IGP Okoth Ochola addressing Police regional staff of Wamala in Mityana.

The Inspector General of Police (IGP), Okoth Ochola has warned police officers against brutalizing members of the public which he said risks distancing the Force from Ugandans.

He stressed that the only way that officers of the Uganda Police Force can win back the trust of the public is by conducting themselves professionally.

The IGP was Friday addressing Police regional staff of Wamala at Mityana.
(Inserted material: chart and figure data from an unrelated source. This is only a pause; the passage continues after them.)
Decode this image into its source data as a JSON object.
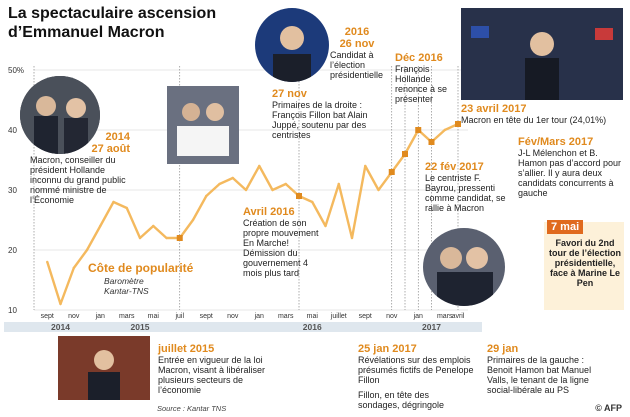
{
  "title": "La spectaculaire ascension d’Emmanuel Macron",
  "legend": {
    "title": "Côte de popularité",
    "subtitle": "Baromètre Kantar-TNS"
  },
  "source": "Source : Kantar TNS",
  "afp": "© AFP",
  "annotations": {
    "a2014_date": "2014\n27 août",
    "a2014_text": "Macron, conseiller du président Hollande inconnu du grand public nommé ministre de l’Économie",
    "jul2015_date": "juillet 2015",
    "jul2015_text": "Entrée en vigueur de la loi Macron, visant à libéraliser plusieurs secteurs de l’économie",
    "apr2016_date": "Avril 2016",
    "apr2016_text": "Création de son propre mouvement En Marche! Démission du gouvernement 4 mois plus tard",
    "nov16_date": "2016\n26 nov",
    "nov16_text": "Candidat à l’élection présidentielle",
    "nov27_date": "27 nov",
    "nov27_text": "Primaires de la droite : François Fillon bat Alain Juppé, soutenu par des centristes",
    "dec16_date": "Déc 2016",
    "dec16_text": "François Hollande renonce à se présenter",
    "jan25_date": "25 jan 2017",
    "jan25_text": "Révélations sur des emplois présumés fictifs de Penelope Fillon",
    "jan25_text2": "Fillon, en tête des sondages, dégringole",
    "jan29_date": "29 jan",
    "jan29_text": "Primaires de la gauche : Benoit Hamon bat Manuel Valls, le tenant de la ligne social-libérale au PS",
    "feb22_date": "22 fév 2017",
    "feb22_text": "Le centriste F. Bayrou, pressenti comme candidat, se rallie à Macron",
    "febmar_date": "Fév/Mars 2017",
    "febmar_text": "J-L Mélenchon et B. Hamon pas d’accord pour s’allier. Il y aura deux candidats concurrents à gauche",
    "apr23_date": "23 avril 2017",
    "apr23_text": "Macron en tête du 1er tour (24,01%)",
    "may7_date": "7 mai",
    "may7_text": "Favori du 2nd tour de l’élection présidentielle, face à Marine Le Pen"
  },
  "chart_data": {
    "type": "line",
    "title": "La spectaculaire ascension d’Emmanuel Macron",
    "ylabel": "",
    "ylim": [
      10,
      50
    ],
    "yticks": [
      "50%",
      "40",
      "30",
      "20",
      "10"
    ],
    "x_month_labels": [
      "sept",
      "nov",
      "jan",
      "mars",
      "mai",
      "juil",
      "sept",
      "nov",
      "jan",
      "mars",
      "mai",
      "juillet",
      "sept",
      "nov",
      "jan",
      "mars",
      "avril"
    ],
    "year_labels": [
      "2014",
      "2015",
      "2016",
      "2017"
    ],
    "series": [
      {
        "name": "",
        "x": [
          "2014-09",
          "2014-10",
          "2014-11",
          "2014-12",
          "2015-01",
          "2015-02",
          "2015-03",
          "2015-04",
          "2015-05",
          "2015-06",
          "2015-07",
          "2015-08",
          "2015-09",
          "2015-10",
          "2015-11",
          "2015-12",
          "2016-01",
          "2016-02",
          "2016-03",
          "2016-04",
          "2016-05",
          "2016-06",
          "2016-07",
          "2016-08",
          "2016-09",
          "2016-10",
          "2016-11",
          "2016-12",
          "2017-01",
          "2017-02",
          "2017-03",
          "2017-04"
        ],
        "values": [
          18,
          11,
          17,
          20,
          24,
          28,
          27,
          22,
          24,
          22,
          22,
          25,
          29,
          31,
          32,
          30,
          34,
          30,
          31,
          29,
          28,
          24,
          31,
          22,
          34,
          30,
          33,
          36,
          40,
          38,
          40,
          41
        ]
      }
    ],
    "markers": [
      "2014-08",
      "2015-07",
      "2016-04",
      "2016-11",
      "2016-12",
      "2017-01",
      "2017-02",
      "2017-04"
    ]
  }
}
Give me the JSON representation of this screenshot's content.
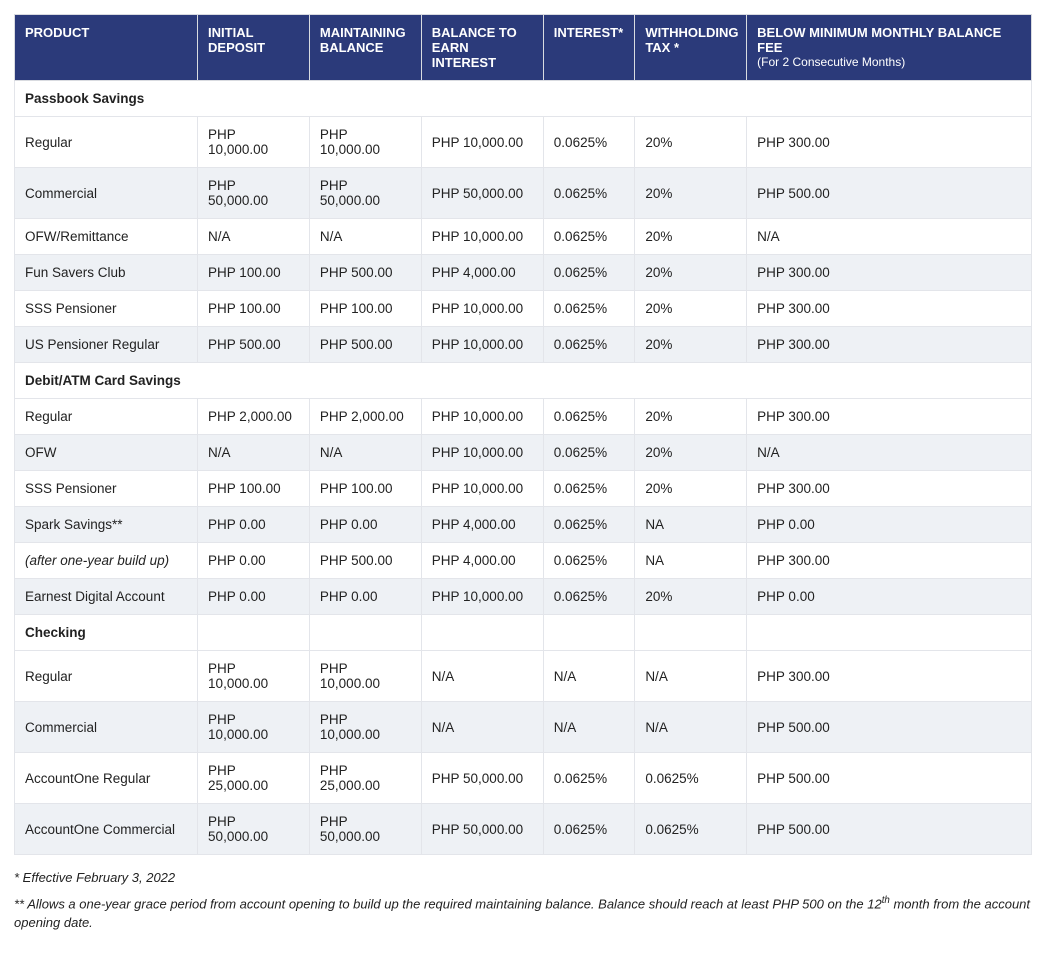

In the region, Ochola was welcomed by the Regional Police Commander, ACP Phillip Acaye and his team.

His visit was aimed at interacting with police officers and to appreciate the status of policing in the region.

“The public will give respect to the police only when the institution conducts itself in a professional manner,” the IGP told officers.

“Brutalizing the citizenry instead causes the public to distance themselves from the police, those who torture members of the public, torture is not condoned by any member of the police leadership,” he added.

He cited attributes of a professional as the existence of a chain of command in the institution, the outlook of an officer, the way officers respond to complaints from society, customer care, and the way officers interact with the public.

“We shall not accept criminal conduct , therefore its everyone’s duty to win back the trust of the public whose confidence in the Police was eroded long ago,” he said.

Ochola, previously a deputy to former IGP, Gen Kale Kayihura took over office after the sacking of Kayihura earlier this year. He assumed office at a time when the Police Force was grappling with unresolved crimes, a diminishing public trust and collusion of some senior officers with criminal elements among other problems.

Upon his appointment as IGP, Ochola embarked on a mass exercise of reshuffling officers at all levels as well as making major adjustments in the structures of Police. All this, observers have said, aimed at cleaning up Police.

On Friday, he said that “there is need to improve on the disciplinary mechanisms in the institution to prevent an escalation of indiscipline in the Force”.

Only recently, he issued fresh guidelines for officers aimed at eliminating cases of arbitrary arrests and abuse of rights of suspects.

But despite these reforms, Ochola’s administration hasn’t been without criticism. Just a week ago, he was at the receiving end of condemnation after he stopped a planned demonstration in Kampala by a group of activists seeking to protest the kidnappings and murders of women and children.

Many viewed the actions of the IGP as undermining Constitutional rights of expression and assembly. But Police later granted permission for the protest, a day to the demonstration after the intervention of the Minister of Internal Affairs.